With about an hour left in today's trading, 123,884 calls and 46,877 puts have traded on GLD -- more than two times the expected intraday amount, and total options volume pacing in the 94th annual percentile. February contracts are hot, with call strikes in this series accounting for the three of most active options.

One contract seeing heavy attention is the February 130 call, where it looks like traders may be selling to open the options, betting the strike will serve as a ceiling for the shares in the next few months. Elsewhere, it looks like the February 132 and 139 strikes are possibly being used to initiate a long call spread.

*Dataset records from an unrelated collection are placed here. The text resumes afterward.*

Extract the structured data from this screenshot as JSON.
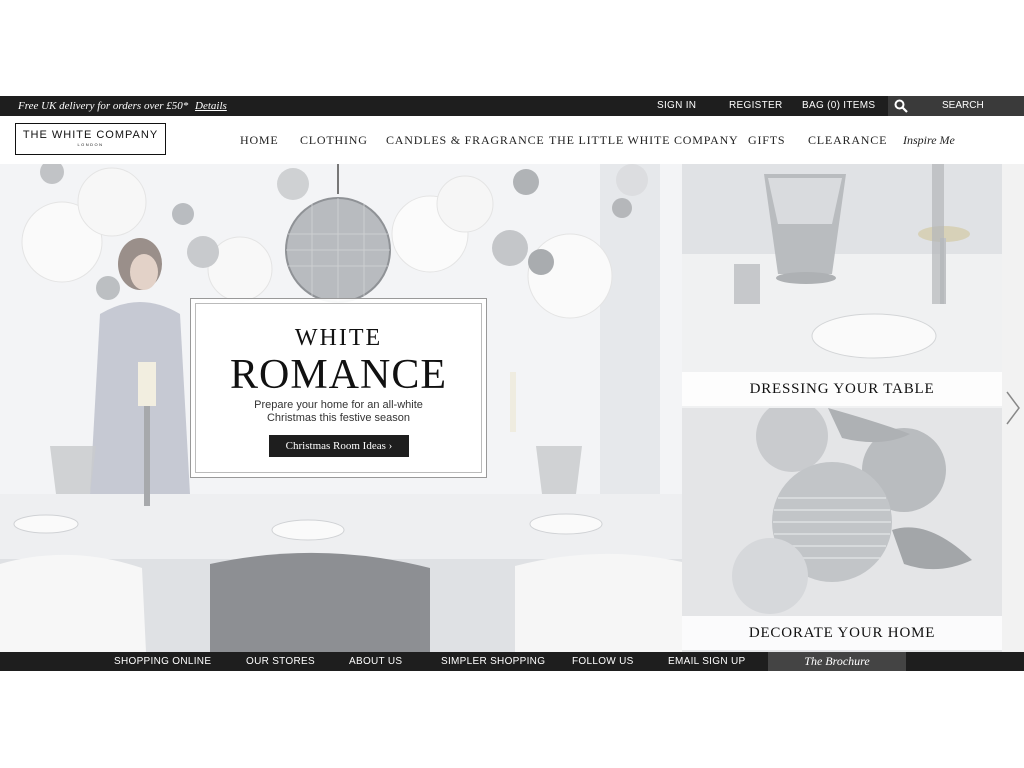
{
  "topbar": {
    "promo": "Free UK delivery for orders over £50*",
    "details": "Details",
    "sign_in": "SIGN IN",
    "register": "REGISTER",
    "bag": "BAG (0) ITEMS",
    "search": "SEARCH",
    "search_icon": "search-icon"
  },
  "logo": {
    "name": "THE WHITE COMPANY",
    "city": "LONDON"
  },
  "nav": {
    "home": "HOME",
    "clothing": "CLOTHING",
    "candles": "CANDLES & FRAGRANCE",
    "little": "THE LITTLE WHITE COMPANY",
    "gifts": "GIFTS",
    "clearance": "CLEARANCE",
    "inspire": "Inspire Me"
  },
  "hero": {
    "title_1": "WHITE",
    "title_2": "ROMANCE",
    "subtitle_1": "Prepare your home for an all-white",
    "subtitle_2": "Christmas this festive season",
    "cta": "Christmas Room Ideas ›"
  },
  "panels": {
    "table": "DRESSING YOUR TABLE",
    "home": "DECORATE YOUR HOME",
    "next_icon": "chevron-right-icon"
  },
  "footer": {
    "shopping": "SHOPPING ONLINE",
    "stores": "OUR STORES",
    "about": "ABOUT US",
    "simpler": "SIMPLER SHOPPING",
    "follow": "FOLLOW US",
    "email": "EMAIL SIGN UP",
    "brochure": "The Brochure"
  }
}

Shorter-term traders are potentially purchasing new positions at the weekly 12/1 122.50-strike and December 125 calls. While the weekly call expires at tonight's close, expiration for the front-month strike isn't until Friday, Dec. 15 -- two days after the Fed is expected to hike interest rates.

More broadly, GLD options traders have been buying to open puts relative to calls at a faster-than-usual clip in recent weeks. At the International Securities Exchange (ISE), Chicago Board Options Exchange (CBOE), and NASDAQ OMX PHLX (PHLX), the fund's 10-day put/call volume ratio of 0.75 ranks in the 91st annual percentile.

Regardless of whether it's calls or puts, though, now's a prime time to buy premium on short-term GLD options. While its Schaeffer's Volatility Index (SVI) of 10% ranks in the 13th annual percentile, its 30-day at-the-money implied volatility of 9.5% ranks below 95% of all comparable readings taken in the past year. These two volatility indicators suggest low expectations are being priced into near-term contracts.